Western-style criminal justice is complementary to kastom at best. In many cases, though, the two are irreconcilable.
Kastom in Vanuatu has always been about keeping the peace. Every aspect of it is predicated on maintaining an even keel, avoiding overt conflict where possible and ending it when it does break out.
Kastom is not always about justice; it doesn’t always mesh with an adversarial system that pits police, lawyers and judges against wrongdoers. Nor a penal system that removes the convicted from society altogether.
Since the 19th Century, kastom and western legal systems coexisted, sometimes comfortably, sometimes not. Edward Jacomb’s memoirs from the 1900s recount at least one occasion where everyone – the killer included – was glad to allow British authorities to bring a confessed murderer from Epi to Vila in order to stand trial.
Yes, that’s right: The killer happily accompanied the authorities back to Vila. He’d stepped so far beyond the pale that his life in the village was over. The local chiefs were glad to be quit of the transgressor because it excised the problem entirely, making it easier for community life to return to normal.
As long as the criminal justice system floats above day-to-day law enforcement, stepping in only when the situation cannot be handled locally, conflicts are few. But when police are used as instruments of government policy, trouble arises. I once spent hours in one of Tanna’s 12 sacred nakamals, listening to a chief recount a story from the 1950s, of the arrest and incarceration of french-speaking chiefs from the White Sands area. One of the old chiefs died in jail. Years passed before his remains were returned to Tanna. Nearly 60 years later, a deep grievance remains. Not so much because he was punished for breaking the law, but because his exile and incarceration were, from a kastom perspective, immeasurably wrong.
Likewise, when police powers are seen to undermine the authority of the chiefs, uncomfortable tensions inevitably arise. Among the recommendations emerging from the crime summit was for chiefs to have constitutional and legal standing where law enforcement is concerned. This idea is practicable, but not without conceding that standard western forms must change to meld with local tradition.
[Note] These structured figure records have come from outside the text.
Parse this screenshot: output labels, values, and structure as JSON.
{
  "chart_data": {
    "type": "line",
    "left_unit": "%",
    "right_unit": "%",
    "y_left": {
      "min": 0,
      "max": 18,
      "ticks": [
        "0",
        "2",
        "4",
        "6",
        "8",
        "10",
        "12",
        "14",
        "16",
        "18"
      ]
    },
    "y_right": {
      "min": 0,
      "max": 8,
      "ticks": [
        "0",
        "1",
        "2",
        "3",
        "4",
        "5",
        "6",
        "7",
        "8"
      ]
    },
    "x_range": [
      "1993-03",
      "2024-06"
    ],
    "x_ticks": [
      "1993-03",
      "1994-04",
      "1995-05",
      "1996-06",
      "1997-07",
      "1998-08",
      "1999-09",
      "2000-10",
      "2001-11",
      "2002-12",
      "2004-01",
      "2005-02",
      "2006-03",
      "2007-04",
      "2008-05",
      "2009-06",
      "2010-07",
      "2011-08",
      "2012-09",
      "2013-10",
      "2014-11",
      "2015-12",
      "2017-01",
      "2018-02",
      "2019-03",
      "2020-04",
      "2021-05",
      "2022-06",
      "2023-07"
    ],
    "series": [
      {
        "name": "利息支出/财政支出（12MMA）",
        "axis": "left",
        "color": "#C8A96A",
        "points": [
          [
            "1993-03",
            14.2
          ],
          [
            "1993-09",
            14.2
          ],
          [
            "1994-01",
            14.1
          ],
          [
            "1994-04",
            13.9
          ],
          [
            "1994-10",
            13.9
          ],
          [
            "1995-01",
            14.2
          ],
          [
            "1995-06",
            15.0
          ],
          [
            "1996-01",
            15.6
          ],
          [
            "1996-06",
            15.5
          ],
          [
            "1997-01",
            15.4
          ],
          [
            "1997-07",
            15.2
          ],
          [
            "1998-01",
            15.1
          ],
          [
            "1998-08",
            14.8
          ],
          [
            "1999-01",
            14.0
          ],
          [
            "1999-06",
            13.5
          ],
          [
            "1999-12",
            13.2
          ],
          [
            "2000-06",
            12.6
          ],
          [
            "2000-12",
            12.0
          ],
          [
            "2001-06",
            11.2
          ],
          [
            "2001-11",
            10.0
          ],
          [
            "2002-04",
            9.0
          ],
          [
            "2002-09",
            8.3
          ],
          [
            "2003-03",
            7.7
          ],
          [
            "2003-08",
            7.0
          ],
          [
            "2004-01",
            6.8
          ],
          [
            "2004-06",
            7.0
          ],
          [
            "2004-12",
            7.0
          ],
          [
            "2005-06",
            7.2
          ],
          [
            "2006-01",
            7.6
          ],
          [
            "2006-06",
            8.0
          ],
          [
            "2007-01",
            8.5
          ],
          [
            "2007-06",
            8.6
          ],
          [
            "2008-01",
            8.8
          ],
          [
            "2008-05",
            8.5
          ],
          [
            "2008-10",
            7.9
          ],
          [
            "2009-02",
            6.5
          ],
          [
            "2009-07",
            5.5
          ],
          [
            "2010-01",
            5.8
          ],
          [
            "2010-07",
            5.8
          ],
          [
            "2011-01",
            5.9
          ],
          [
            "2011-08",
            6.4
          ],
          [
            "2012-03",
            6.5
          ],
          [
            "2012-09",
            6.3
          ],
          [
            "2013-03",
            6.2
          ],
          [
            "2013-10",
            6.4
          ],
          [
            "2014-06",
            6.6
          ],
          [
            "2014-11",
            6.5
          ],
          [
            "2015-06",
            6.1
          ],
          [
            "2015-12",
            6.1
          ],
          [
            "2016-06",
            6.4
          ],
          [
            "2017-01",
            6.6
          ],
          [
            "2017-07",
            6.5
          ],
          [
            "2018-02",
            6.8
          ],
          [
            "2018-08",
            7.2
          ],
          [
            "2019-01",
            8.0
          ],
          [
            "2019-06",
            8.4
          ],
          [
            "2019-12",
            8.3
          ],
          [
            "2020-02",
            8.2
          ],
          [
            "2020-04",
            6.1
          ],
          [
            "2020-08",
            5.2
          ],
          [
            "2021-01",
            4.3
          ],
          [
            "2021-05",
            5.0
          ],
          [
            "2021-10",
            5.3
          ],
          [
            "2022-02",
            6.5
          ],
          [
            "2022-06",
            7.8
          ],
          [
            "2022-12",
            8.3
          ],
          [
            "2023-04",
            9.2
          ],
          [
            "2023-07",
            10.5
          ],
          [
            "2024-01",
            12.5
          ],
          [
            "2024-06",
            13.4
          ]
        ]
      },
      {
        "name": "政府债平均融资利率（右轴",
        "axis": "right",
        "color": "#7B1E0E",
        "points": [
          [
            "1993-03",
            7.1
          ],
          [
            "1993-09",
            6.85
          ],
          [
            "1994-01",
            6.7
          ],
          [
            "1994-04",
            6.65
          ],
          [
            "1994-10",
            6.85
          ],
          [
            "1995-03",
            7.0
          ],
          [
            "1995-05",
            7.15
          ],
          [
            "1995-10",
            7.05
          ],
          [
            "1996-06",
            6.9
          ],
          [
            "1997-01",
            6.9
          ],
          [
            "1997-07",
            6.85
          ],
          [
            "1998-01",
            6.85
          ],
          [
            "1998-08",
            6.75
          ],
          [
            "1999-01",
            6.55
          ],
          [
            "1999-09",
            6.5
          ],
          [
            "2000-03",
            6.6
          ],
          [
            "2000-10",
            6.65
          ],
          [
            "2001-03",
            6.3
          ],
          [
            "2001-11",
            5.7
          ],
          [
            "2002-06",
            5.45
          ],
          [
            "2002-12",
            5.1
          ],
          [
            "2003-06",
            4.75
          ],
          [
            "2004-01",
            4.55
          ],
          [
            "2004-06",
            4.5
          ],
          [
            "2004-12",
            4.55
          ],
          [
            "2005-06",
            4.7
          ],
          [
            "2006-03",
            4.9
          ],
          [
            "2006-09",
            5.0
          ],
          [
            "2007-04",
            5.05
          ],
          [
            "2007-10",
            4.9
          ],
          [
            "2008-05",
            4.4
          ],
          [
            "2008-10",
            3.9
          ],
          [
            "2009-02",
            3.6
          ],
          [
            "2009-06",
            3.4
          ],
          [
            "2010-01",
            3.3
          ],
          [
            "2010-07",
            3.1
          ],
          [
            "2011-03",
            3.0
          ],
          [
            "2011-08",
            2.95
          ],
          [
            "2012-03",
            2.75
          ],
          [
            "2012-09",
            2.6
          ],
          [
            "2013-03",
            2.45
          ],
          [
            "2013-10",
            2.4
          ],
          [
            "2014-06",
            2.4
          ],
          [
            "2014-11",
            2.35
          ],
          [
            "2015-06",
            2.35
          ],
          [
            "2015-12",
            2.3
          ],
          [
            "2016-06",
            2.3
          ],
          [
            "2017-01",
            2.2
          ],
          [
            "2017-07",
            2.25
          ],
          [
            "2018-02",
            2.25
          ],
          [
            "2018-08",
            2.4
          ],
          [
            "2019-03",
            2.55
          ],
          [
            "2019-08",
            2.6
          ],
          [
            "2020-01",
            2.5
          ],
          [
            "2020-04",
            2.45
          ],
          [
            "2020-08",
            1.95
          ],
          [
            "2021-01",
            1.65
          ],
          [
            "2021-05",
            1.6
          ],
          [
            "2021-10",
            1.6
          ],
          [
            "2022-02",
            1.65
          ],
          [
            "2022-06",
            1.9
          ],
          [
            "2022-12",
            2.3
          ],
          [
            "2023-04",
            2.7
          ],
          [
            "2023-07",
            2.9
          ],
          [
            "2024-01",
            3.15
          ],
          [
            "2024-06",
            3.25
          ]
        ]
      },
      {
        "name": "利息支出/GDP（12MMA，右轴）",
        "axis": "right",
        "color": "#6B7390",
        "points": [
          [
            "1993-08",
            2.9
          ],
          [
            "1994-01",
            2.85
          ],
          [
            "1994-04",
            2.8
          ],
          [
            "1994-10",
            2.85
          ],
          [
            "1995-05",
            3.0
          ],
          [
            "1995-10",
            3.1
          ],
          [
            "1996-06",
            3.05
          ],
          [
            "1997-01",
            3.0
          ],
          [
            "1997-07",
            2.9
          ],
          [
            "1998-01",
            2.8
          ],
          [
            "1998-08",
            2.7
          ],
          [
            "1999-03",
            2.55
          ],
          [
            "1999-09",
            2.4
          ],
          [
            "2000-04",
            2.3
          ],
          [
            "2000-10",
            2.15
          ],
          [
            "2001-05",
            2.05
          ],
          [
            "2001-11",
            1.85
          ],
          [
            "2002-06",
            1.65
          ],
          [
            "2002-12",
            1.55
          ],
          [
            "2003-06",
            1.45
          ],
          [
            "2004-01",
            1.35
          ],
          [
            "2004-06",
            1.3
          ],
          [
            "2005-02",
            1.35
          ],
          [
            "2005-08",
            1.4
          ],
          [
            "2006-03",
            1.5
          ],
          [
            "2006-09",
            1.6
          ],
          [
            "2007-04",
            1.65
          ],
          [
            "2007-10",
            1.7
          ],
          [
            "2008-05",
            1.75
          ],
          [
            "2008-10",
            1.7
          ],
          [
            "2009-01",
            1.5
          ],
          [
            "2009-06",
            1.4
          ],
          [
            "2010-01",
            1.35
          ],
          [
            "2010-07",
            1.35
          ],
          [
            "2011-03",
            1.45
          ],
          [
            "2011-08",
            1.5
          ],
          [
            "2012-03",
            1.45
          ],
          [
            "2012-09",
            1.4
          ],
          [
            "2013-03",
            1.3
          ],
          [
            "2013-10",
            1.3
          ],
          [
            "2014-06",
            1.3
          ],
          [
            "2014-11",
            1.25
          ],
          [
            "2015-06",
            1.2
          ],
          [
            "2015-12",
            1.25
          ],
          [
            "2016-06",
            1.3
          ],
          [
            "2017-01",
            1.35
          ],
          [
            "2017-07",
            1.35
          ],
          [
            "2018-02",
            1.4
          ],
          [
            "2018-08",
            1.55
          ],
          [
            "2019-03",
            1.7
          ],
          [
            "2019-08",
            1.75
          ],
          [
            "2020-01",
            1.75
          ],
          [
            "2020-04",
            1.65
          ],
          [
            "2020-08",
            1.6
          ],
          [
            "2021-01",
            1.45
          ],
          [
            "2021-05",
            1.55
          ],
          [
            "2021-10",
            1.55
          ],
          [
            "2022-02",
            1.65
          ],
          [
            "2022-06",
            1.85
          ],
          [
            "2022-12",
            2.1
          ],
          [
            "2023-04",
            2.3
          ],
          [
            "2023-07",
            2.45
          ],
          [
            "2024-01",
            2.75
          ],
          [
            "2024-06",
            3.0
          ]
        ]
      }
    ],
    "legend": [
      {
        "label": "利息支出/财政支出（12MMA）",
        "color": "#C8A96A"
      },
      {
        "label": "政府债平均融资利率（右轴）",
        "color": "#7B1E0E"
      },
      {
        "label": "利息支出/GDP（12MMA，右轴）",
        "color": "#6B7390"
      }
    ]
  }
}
Kastom, at its core, is a peace-making system. It is designed so that we can all live together. Retribution for crimes committed, therefore, is not as easy as Hammurabi might have wanted when he prescribed an eye for an eye, a tooth for a tooth.
It may be difficult for outsiders to accept that a thief should suffer no greater punishment than a fine and public shaming, but that’s because they completely misjudge the importance of social standing and forgiveness in Vanuatu society. A known thief has a lot of bad karma to work off, and all his fellow villagers are happy to remind him of it, all day, every day.
Incarceration removes a wrongdoer from the approval – and opprobrium – of his peers. It subverts the most powerful tool that kastom has. Furthermore, the inflexibility of western legal systems leaves no room for discretion, which is the stock in trade of every good chief. When a chief talks about his ‘children’, he’s not just speaking metaphorically. Deep understanding of his people’s personalities and motivations rule his every insight.
None of this is to say that kastom can’t benefit from the influence from the core tenets of a society based on law, order and justice. No matter how hard I try, I have never been able to reconcile myself with the idea that a rape victim should be forced to marry her attacker. Nor can I accept that a woman beaten to within an inch of her life inside the family home is a private matter. I know that women in Vanuatu wholeheartedly agree.
Kastom is nothing if not mutable. It has transformed itself to meet the present need for over 3000 years. I know from countless conversations with chiefs from islands throughout Vanuatu that they recognise the need to adapt.
Most expats and foreign advisors, on the other hand, seem to want everything cut and dried. They simply assume that rule of law must be enforced in Vanuatu exactly as it is in Sydney, Brisbane and Paris. Until kastom informs our decisions, however, the criminal justice system will remain the hamstrung, ineffectual jumble of half-measures that it is today.